The U.S. Federal Reserve left interest rates unchanged at the conclusion of its two-day June Federal Open Market Committee (FOMC) meeting. In the months since the FOMC’s last meeting in April, there was some speculation that the Fed might consider raising rates at the June meeting. That sentiment changed after May’s disappointing jobs report, and economists and analysts came to expect that the Fed would not raise interest rates until July.
In a statement explaining its decision, the FOMC focused on jobs: “The pace of improvement in the labor market has slowed while growth in economic activity appears to have picked up,” and that “although the unemployment rate has declined, job gains have diminished.”

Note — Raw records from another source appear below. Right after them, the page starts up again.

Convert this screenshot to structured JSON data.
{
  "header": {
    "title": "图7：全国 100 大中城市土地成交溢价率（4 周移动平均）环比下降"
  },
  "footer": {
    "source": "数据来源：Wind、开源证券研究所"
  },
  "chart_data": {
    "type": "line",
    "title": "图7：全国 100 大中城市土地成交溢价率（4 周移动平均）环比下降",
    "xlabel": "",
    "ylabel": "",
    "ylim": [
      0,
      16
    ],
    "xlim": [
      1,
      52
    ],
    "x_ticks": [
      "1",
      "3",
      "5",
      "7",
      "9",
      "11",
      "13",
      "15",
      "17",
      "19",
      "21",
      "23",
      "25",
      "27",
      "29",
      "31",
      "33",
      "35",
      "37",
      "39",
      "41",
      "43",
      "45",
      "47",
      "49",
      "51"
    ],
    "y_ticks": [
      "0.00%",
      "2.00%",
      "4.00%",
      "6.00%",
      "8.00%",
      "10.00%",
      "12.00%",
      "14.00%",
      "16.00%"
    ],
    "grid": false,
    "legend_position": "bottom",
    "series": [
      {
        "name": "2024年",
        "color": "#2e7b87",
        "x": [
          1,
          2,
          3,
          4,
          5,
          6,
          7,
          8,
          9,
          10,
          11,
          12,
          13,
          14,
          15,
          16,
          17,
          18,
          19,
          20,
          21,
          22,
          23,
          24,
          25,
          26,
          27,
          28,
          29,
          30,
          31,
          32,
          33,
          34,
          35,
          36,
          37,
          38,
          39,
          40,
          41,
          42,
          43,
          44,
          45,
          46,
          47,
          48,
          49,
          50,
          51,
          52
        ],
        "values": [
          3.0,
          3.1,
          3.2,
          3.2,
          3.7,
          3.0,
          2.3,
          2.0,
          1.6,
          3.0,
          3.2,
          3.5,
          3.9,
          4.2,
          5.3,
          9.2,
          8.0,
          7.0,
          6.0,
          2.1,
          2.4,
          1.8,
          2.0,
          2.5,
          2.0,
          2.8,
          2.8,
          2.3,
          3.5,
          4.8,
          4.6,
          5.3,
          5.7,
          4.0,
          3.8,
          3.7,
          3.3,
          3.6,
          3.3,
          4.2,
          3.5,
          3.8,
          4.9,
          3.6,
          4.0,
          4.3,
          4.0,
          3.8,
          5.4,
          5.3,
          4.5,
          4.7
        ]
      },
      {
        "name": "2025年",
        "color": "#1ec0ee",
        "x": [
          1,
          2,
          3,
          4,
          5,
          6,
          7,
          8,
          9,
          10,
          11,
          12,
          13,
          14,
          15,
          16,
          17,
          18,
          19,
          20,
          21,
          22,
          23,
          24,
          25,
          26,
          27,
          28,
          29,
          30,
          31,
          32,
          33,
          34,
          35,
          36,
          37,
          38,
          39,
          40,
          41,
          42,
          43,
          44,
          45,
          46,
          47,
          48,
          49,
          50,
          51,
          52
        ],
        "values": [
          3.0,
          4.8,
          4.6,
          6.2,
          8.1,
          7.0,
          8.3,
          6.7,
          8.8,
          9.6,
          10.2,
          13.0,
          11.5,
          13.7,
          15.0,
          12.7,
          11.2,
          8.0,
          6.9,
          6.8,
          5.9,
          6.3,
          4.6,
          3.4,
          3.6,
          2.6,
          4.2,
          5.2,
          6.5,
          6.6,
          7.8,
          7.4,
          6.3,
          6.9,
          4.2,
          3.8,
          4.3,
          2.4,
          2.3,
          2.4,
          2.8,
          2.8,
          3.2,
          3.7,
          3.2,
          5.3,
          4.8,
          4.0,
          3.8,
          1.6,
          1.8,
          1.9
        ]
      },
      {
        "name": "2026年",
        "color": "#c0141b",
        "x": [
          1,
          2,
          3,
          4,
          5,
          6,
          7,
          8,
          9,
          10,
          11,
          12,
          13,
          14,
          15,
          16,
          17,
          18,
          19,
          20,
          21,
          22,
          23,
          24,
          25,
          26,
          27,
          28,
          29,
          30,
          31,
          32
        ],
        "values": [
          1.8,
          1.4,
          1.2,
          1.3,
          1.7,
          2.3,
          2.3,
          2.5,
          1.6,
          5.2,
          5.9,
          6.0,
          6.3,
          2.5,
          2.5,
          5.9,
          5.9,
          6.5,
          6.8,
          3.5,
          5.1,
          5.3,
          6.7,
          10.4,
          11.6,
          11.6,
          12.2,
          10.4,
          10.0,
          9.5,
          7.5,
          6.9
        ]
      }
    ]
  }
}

The Fed has yet to raise rates in 2016. It raised interest rates for the first time in nearly a decade last December—the so-called “lift-off”—when the target range for the federal funds rate moved from between 0 percent and 0.25 percent to between 0.25 percent and 0.50 percent.
In a speech in Philadelphia last week, Federal Reserve Chairwoman Janet Yellen voiced concerns about the upcoming Brexit vote and the U.S.’s slow productivity growth. The FOMC statement echoed her sentiments that rates will rise gradually, but also stated that “the federal funds rate is likely to remain, for some time, below levels that are expected to prevail in the longer run.”